Low Gate Charge (Qg): The device features a typical total gate charge (Qg) of 13 nC. This low value allows for very fast switching speeds and reduces the drive power required from the gate driver IC, which is vital for high-frequency operation.

Voltage Ratings: It is rated for a drain-to-source voltage (VDS) of 55 V and a gate-to-source voltage (VGS) of ±20 V, making it suitable for a broad range of low-voltage applications such as 12V or 24V systems, including DC-DC converters and motor control.

Continuous Drain Current (ID): It can handle a continuous drain current (ID) of 17 A at a case temperature (TC) of 25°C, providing substantial current handling capability in a compact D-Pak (TO-252) package.

Application Circuit Design Considerations

Successfully integrating the IRLR024NTRPBF into a design requires careful attention to several areas:

1. Gate Driving: To leverage its fast switching capability, a dedicated gate driver IC is strongly recommended. The driver must be capable of sourcing and sinking sufficient peak current to quickly charge and discharge the MOSFET's gate capacitance. This minimizes the time spent in the linear region, reducing switching losses. A gate resistor (e.g., 10-100 Ω) is essential to dampen ringing and prevent parasitic oscillations.

2. Protection Mechanisms:

Overvoltage Protection: The VGS(max) rating of ±20 V must never be exceeded. A Zener diode clamp between the gate and source is a common and effective protection measure against voltage spikes that could otherwise destroy the gate oxide layer.

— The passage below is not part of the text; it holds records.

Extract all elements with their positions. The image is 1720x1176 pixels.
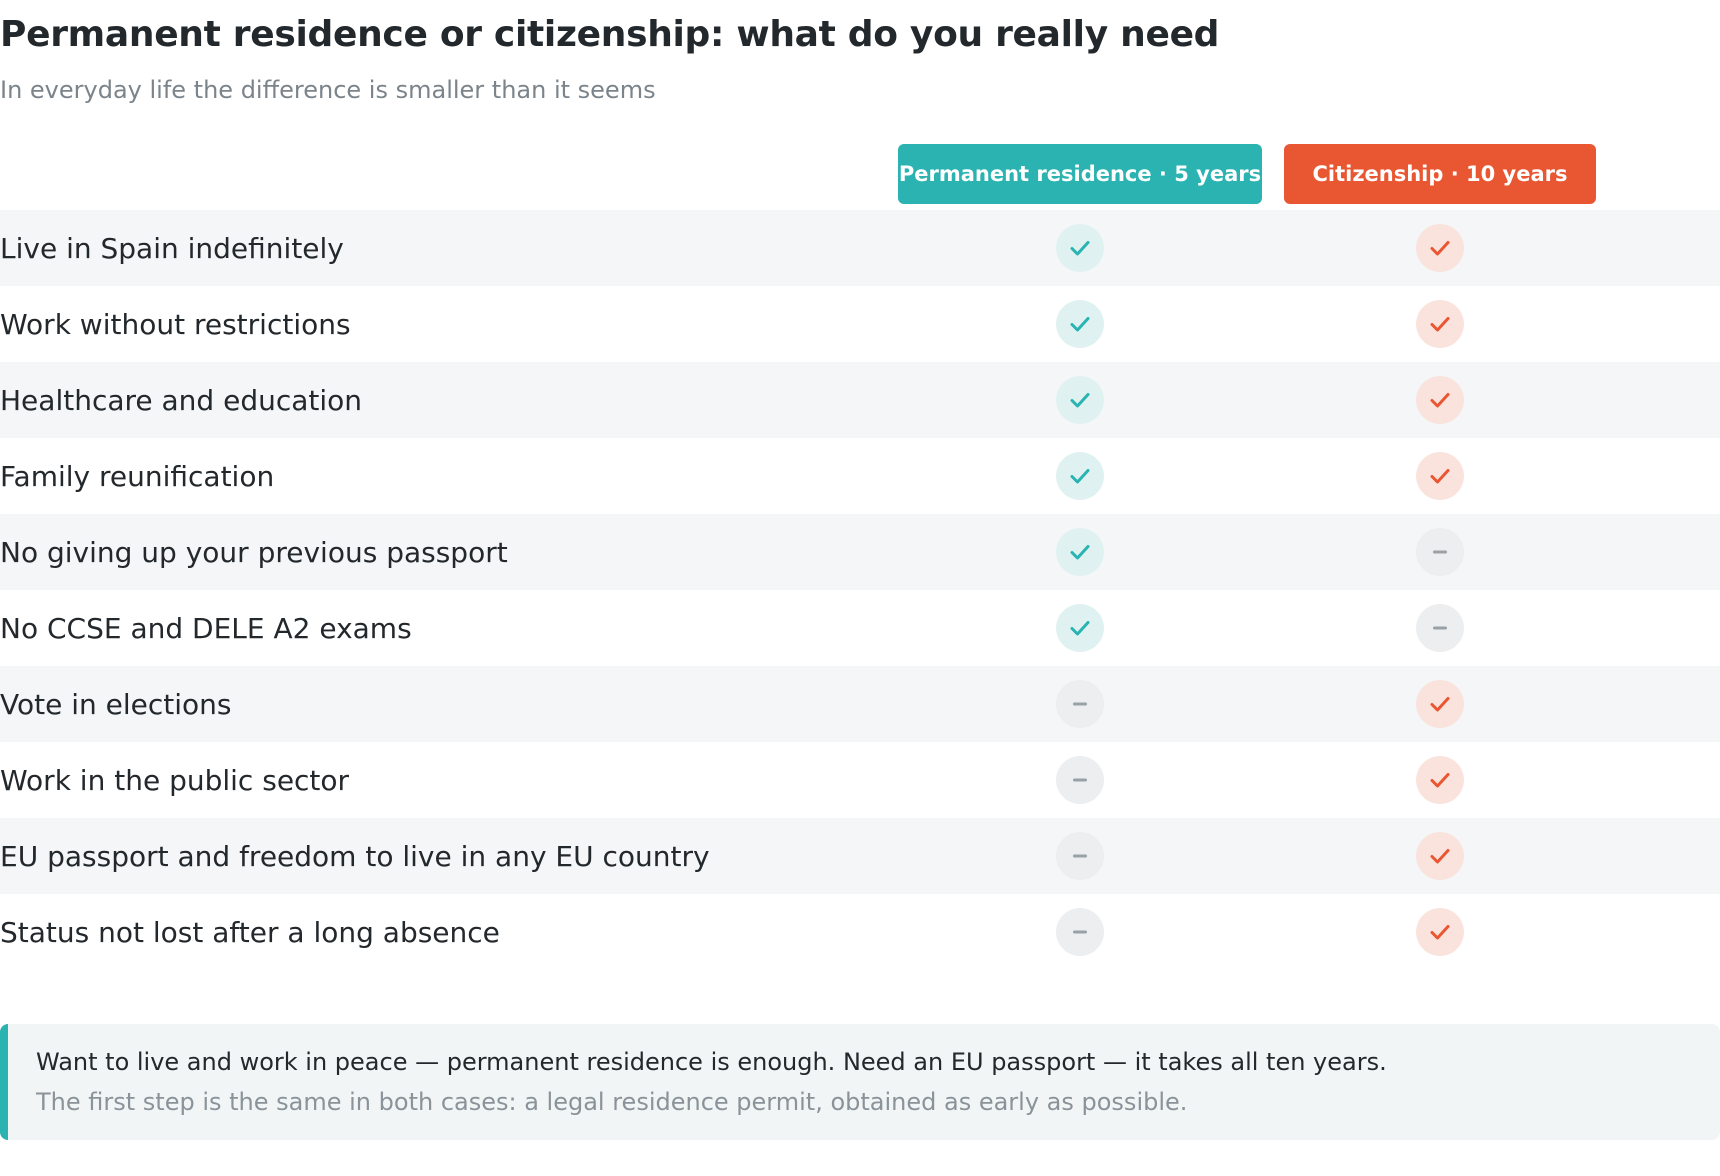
table-row: No CCSE and DELE A2 exams [0,590,1720,666]
citizenship-status [1416,528,1464,576]
check-icon [1070,545,1090,560]
check-icon [1070,317,1090,332]
citizenship-status [1416,224,1464,272]
table-row: Status not lost after a long absence [0,894,1720,970]
check-icon [1070,393,1090,408]
permanent-residence-status [1056,832,1104,880]
citizenship-status [1416,300,1464,348]
dash-icon [1433,550,1447,554]
page-subtitle: In everyday life the difference is small… [0,76,656,104]
table-row: Healthcare and education [0,362,1720,438]
citizenship-status [1416,604,1464,652]
permanent-residence-status [1056,604,1104,652]
citizenship-status [1416,680,1464,728]
citizenship-status [1416,756,1464,804]
dash-icon [1073,702,1087,706]
check-icon [1430,925,1450,940]
summary-note: Want to live and work in peace — permane… [0,1024,1720,1140]
row-label: Vote in elections [0,687,232,721]
check-icon [1430,773,1450,788]
dash-icon [1073,930,1087,934]
row-label: Healthcare and education [0,383,363,417]
column-header-citizenship: Citizenship · 10 years [1284,144,1596,204]
dash-icon [1433,626,1447,630]
permanent-residence-status [1056,224,1104,272]
table-row: EU passport and freedom to live in any E… [0,818,1720,894]
row-label: Live in Spain indefinitely [0,231,344,265]
table-row: Live in Spain indefinitely [0,210,1720,286]
row-label: Status not lost after a long absence [0,915,500,949]
check-icon [1430,849,1450,864]
check-icon [1430,393,1450,408]
comparison-table: Live in Spain indefinitely Work without r… [0,210,1720,970]
row-label: No giving up your previous passport [0,535,508,569]
permanent-residence-status [1056,376,1104,424]
citizenship-status [1416,908,1464,956]
summary-note-main: Want to live and work in peace — permane… [36,1048,1387,1076]
citizenship-status [1416,376,1464,424]
permanent-residence-status [1056,908,1104,956]
permanent-residence-status [1056,300,1104,348]
page-title: Permanent residence or citizenship: what… [0,14,1220,55]
row-label: No CCSE and DELE A2 exams [0,611,412,645]
check-icon [1430,469,1450,484]
summary-note-sub: The first step is the same in both cases… [36,1088,1188,1116]
permanent-residence-status [1056,528,1104,576]
row-label: Work in the public sector [0,763,350,797]
table-row: Work in the public sector [0,742,1720,818]
table-row: Family reunification [0,438,1720,514]
permanent-residence-status [1056,452,1104,500]
dash-icon [1073,778,1087,782]
check-icon [1430,317,1450,332]
citizenship-status [1416,452,1464,500]
row-label: Family reunification [0,459,275,493]
check-icon [1430,697,1450,712]
table-row: No giving up your previous passport [0,514,1720,590]
check-icon [1070,469,1090,484]
permanent-residence-status [1056,680,1104,728]
column-header-permanent-residence: Permanent residence · 5 years [898,144,1262,204]
check-icon [1070,241,1090,256]
check-icon [1070,621,1090,636]
table-row: Vote in elections [0,666,1720,742]
row-label: EU passport and freedom to live in any E… [0,839,710,873]
row-label: Work without restrictions [0,307,351,341]
dash-icon [1073,854,1087,858]
check-icon [1430,241,1450,256]
table-row: Work without restrictions [0,286,1720,362]
citizenship-status [1416,832,1464,880]
permanent-residence-status [1056,756,1104,804]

Avalanche Ruggedness: While the device can handle some avalanche energy, good layout practices and, if necessary, an external snubber circuit or TVS diode should be used to suppress voltage spikes on the drain caused by parasitic inductance.

3. Thermal Management: Despite its low RDS(on), power dissipation (I²R RDS(on)) can generate significant heat, especially under high load currents. Proper heatsinking is critical. The design must ensure that the maximum junction temperature (Tj(max) = 175°C) is not exceeded under worst-case conditions. Calculating power dissipation and using the thermal resistance (RθJA) from the datasheet are necessary steps for effective thermal design.

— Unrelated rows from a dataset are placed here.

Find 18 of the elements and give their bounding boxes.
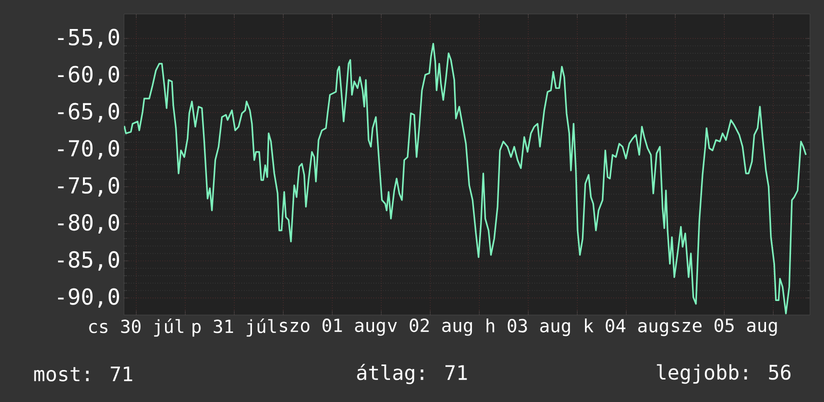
y-tick-label: -70,0 [58, 140, 120, 160]
y-tick-label: -85,0 [58, 251, 120, 271]
y-tick-label: -90,0 [58, 288, 120, 308]
y-tick-label: -75,0 [58, 177, 120, 196]
x-tick-label: k 04 aug [584, 318, 668, 336]
x-tick-label: v 02 aug [388, 318, 472, 336]
y-tick-label: -65,0 [58, 102, 120, 122]
y-tick-label: -60,0 [58, 66, 120, 86]
text: most: 71 [34, 366, 132, 382]
x-tick-label: szo 01 aug [280, 318, 385, 336]
y-tick-label: -55,0 [58, 28, 120, 48]
x-tick-label: sze 05 aug [672, 318, 777, 336]
text: legjobb: 56 [656, 364, 790, 384]
x-tick-label: p 31 júl [192, 318, 276, 337]
x-tick-label: h 03 aug [486, 318, 570, 336]
text: átlag: 71 [357, 364, 467, 384]
x-tick-label: cs 30 júl [89, 318, 184, 337]
y-tick-label: -80,0 [58, 214, 120, 234]
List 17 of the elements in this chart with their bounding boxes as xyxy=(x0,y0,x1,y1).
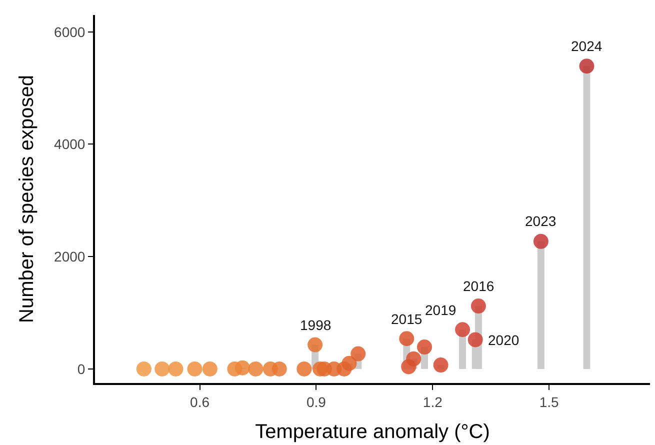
y-axis-title: Number of species exposed xyxy=(16,75,38,323)
x-tick-label: 1.2 xyxy=(422,394,443,410)
annotation: 2020 xyxy=(488,332,520,348)
x-tick-label: 1.5 xyxy=(539,394,560,410)
y-tick-label: 0 xyxy=(77,360,86,377)
y-tick-label: 4000 xyxy=(54,136,86,152)
annotation: 1998 xyxy=(300,317,332,333)
x-tick-label: 0.6 xyxy=(190,394,210,410)
x-axis-title: Temperature anomaly (°C) xyxy=(255,420,490,443)
y-tick-label: 6000 xyxy=(54,24,86,40)
annotation: 2016 xyxy=(463,278,494,294)
annotation: 2024 xyxy=(571,38,602,54)
y-tick-label: 2000 xyxy=(54,248,86,264)
annotation: 2015 xyxy=(391,311,422,327)
annotation: 2023 xyxy=(525,213,556,229)
annotation: 2019 xyxy=(425,302,456,318)
x-tick-label: 0.9 xyxy=(306,394,326,410)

4. PCB Layout: A good PCB layout is paramount for stability and performance. Key practices include:

Minimizing Parasitic Inductance: Keep the loop areas for the high-current switch path (drain) and the gate drive path as small as possible. This reduces parasitic inductance, which causes voltage spikes and ringing.

Use of a Ground Plane: A solid ground plane provides a stable reference and helps shield against noise.

Placement of Decoupling Capacitors: Place a ceramic capacitor (e.g., 100 nF) very close to the MOSFET's gate and source pins to provide a low-inductance path for the high-frequency currents required by the gate driver.

ICGOOODFIND: The Infineon IRLR024NTRPBF is an excellent choice for designers seeking efficiency and speed in low-voltage power conversion and control. Its standout features of extremely low on-resistance and low gate charge enable compact, efficient, and high-performance designs. Success hinges on a thoughtful design approach, prioritizing strong gate driving, effective thermal management, and a clean PCB layout to mitigate parasitic effects and ensure reliable operation.

Keywords: Low RDS(on), Gate Charge (Qg), Gate Driver, Thermal Management, PCB Layout.